When optimizing code, you probably want to work on performance improvements that can actually be fixed by editing the code.
Most of the things you can directly affect are things that happen in every test run, so best-case will include them.
Slower test runs will include events that don't happen on every test run (the computer is busy doing something else), so editing the code has less effect on them, and possibly none at all if it's completely unrelated.
Maybe those other events causing slowdown should be investigated too? But usually you want to look for a way to make them happen every time before working on them.
If the thing you're timing is expected to have a constant running time, the only thing that can slow it down is external factors (e.g.
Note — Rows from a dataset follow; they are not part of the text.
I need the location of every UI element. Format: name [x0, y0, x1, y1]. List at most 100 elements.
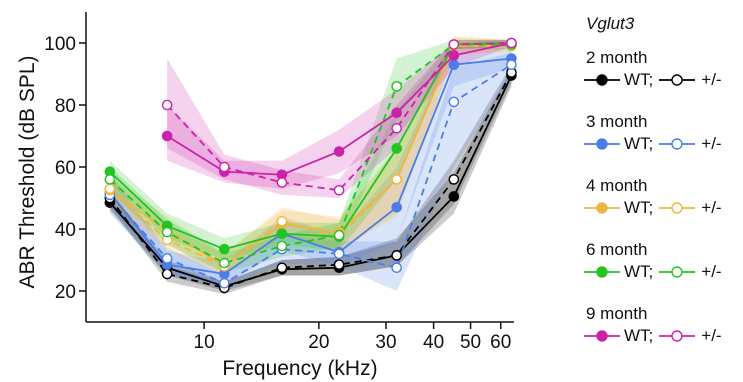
- y-axis-label: ABR Threshold (dB SPL): [16, 55, 39, 288]
- 3-month-het-band: [109, 52, 512, 291]
- 3-month-het-point: [161, 253, 173, 264]
- legend-het-label: +/-: [701, 198, 722, 217]
- legend-row: WT; +/-: [584, 196, 740, 220]
- 2-month-wt-point: [448, 191, 460, 202]
- 3-month-het-point: [333, 248, 345, 260]
- 9-month-wt-point: [391, 107, 402, 119]
- 4-month-het-point: [276, 215, 288, 227]
- legend-title: Vglut3: [586, 14, 635, 33]
- legend-group-label: 3 month: [586, 112, 648, 131]
- 3-month-het-point: [506, 59, 517, 70]
- 4-month-het-point: [104, 183, 116, 194]
- 6-month-wt-line: [109, 42, 512, 251]
- legend-wt-label: WT;: [624, 134, 654, 153]
- x-tick-label: 20: [308, 332, 329, 353]
- 3-month-wt-point: [448, 59, 460, 70]
- legend-group-label: 9 month: [586, 304, 648, 323]
- 2-month-het-point: [448, 174, 460, 185]
- legend-wt-swatch: [584, 202, 620, 214]
- 9-month-het-point: [506, 37, 517, 49]
- 6-month-wt-band: [109, 39, 512, 261]
- 6-month-wt-point: [276, 228, 288, 239]
- x-tick-label: 50: [460, 332, 481, 353]
- x-tick-label: 30: [375, 332, 396, 353]
- 9-month-het-point: [448, 39, 460, 50]
- x-tick-label: 40: [423, 332, 444, 353]
- legend-het-swatch: [659, 266, 696, 278]
- 6-month-het-point: [219, 257, 230, 269]
- 9-month-wt-band: [167, 39, 512, 189]
- y-tick-label: 80: [55, 96, 76, 117]
- legend-group: 2 month WT; +/-: [584, 48, 740, 112]
- legend-het-swatch: [659, 138, 696, 150]
- legend-wt-label: WT;: [624, 262, 654, 281]
- 6-month-wt-point: [391, 143, 402, 154]
- legend-wt-swatch: [584, 74, 620, 86]
- legend-wt-swatch: [584, 330, 620, 342]
- 9-month-wt-point: [333, 146, 345, 157]
- 9-month-wt-point: [448, 50, 460, 61]
- y-tick-label: 100: [44, 34, 76, 55]
- legend-wt-label: WT;: [624, 326, 654, 345]
- 2-month-het-point: [161, 268, 173, 280]
- 3-month-het-point: [219, 277, 230, 289]
- 3-month-het-point: [448, 96, 460, 108]
- y-tick-label: 20: [55, 282, 76, 303]
- x-tick-label: 60: [490, 332, 511, 353]
- 4-month-het-point: [391, 174, 402, 185]
- legend-group: 9 month WT; +/-: [584, 304, 740, 368]
- legend-group-label: 6 month: [586, 240, 648, 259]
- 2-month-het-point: [333, 259, 345, 270]
- y-tick-label: 60: [55, 158, 76, 179]
- legend-het-swatch: [659, 202, 696, 214]
- 3-month-het-point: [391, 262, 402, 274]
- y-tick-label: 40: [55, 220, 76, 241]
- 9-month-het-point: [219, 161, 230, 173]
- legend-row: WT; +/-: [584, 260, 740, 284]
- legend-het-label: +/-: [701, 326, 722, 345]
- 3-month-wt-line: [109, 57, 512, 275]
- legend: Vglut3 2 month WT; +/- 3 month WT; +/- 4 month…: [584, 14, 740, 368]
- legend-group: 4 month WT; +/-: [584, 176, 740, 240]
- 3-month-wt-band: [109, 43, 512, 285]
- legend-het-label: +/-: [701, 70, 722, 89]
- legend-group: 3 month WT; +/-: [584, 112, 740, 176]
- legend-het-label: +/-: [701, 262, 722, 281]
- legend-group: 6 month WT; +/-: [584, 240, 740, 304]
- 6-month-het-point: [333, 229, 345, 241]
- x-tick-label: 10: [194, 332, 215, 353]
- 6-month-het-point: [391, 81, 402, 92]
- 9-month-het-point: [391, 122, 402, 134]
- legend-group-label: 2 month: [586, 48, 648, 67]
- 4-month-het-line: [109, 45, 512, 268]
- 9-month-het-point: [161, 99, 173, 111]
- legend-wt-label: WT;: [624, 70, 654, 89]
- 6-month-het-point: [161, 226, 173, 238]
- legend-group-label: 4 month: [586, 176, 648, 195]
- 9-month-het-point: [333, 184, 345, 196]
- legend-wt-swatch: [584, 138, 620, 150]
- 2-month-het-point: [276, 262, 288, 274]
- legend-row: WT; +/-: [584, 132, 740, 156]
- legend-het-swatch: [659, 74, 696, 86]
- 9-month-het-band: [167, 39, 512, 199]
- x-axis-label: Frequency (kHz): [222, 357, 377, 380]
- 3-month-het-line: [109, 63, 512, 285]
- legend-row: WT; +/-: [584, 68, 740, 92]
- 6-month-het-point: [104, 174, 116, 185]
- 9-month-wt-point: [161, 130, 173, 142]
- 2-month-wt-line: [109, 75, 513, 288]
- 2-month-het-point: [391, 250, 402, 261]
- 3-month-wt-point: [391, 201, 402, 213]
- legend-het-swatch: [659, 330, 696, 342]
- legend-wt-swatch: [584, 266, 620, 278]
- 6-month-het-line: [109, 43, 512, 265]
- 2-month-het-line: [109, 72, 513, 289]
- legend-row: WT; +/-: [584, 324, 740, 348]
- 9-month-het-point: [276, 177, 288, 188]
- legend-het-label: +/-: [701, 134, 722, 153]
- legend-wt-label: WT;: [624, 198, 654, 217]
- 6-month-het-point: [276, 240, 288, 252]
- 2-month-wt-band: [109, 67, 512, 291]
OS background tasks).
Best-case over a large number of runs is the correct way to approach the ideal running time of the task in this case, as you can eventually hit a run that didn't get impeded by anything.
You should never do this. Best-case favors outliers and does not represent expected performance, which is what we care about. Just because the stars happen to align one time doesn't mean you report that run.
You will in practice hardly ever see outliers like you descrivbed in system A, where one run is significantly faster. You will often see cases where one run is significantly slower. The reason could be things like cache misses, swapped out code, some bad code path happening etc (all these on very different timescales). These things tend to happen only occasionally, so the reversed case from your example A (seven five second runs and one ten seconds run) is more pluasible. Because such factors tend to be things you can't easily control, taking the minimum is a good approximation when optimizing a code snippet as opposed to the whole program.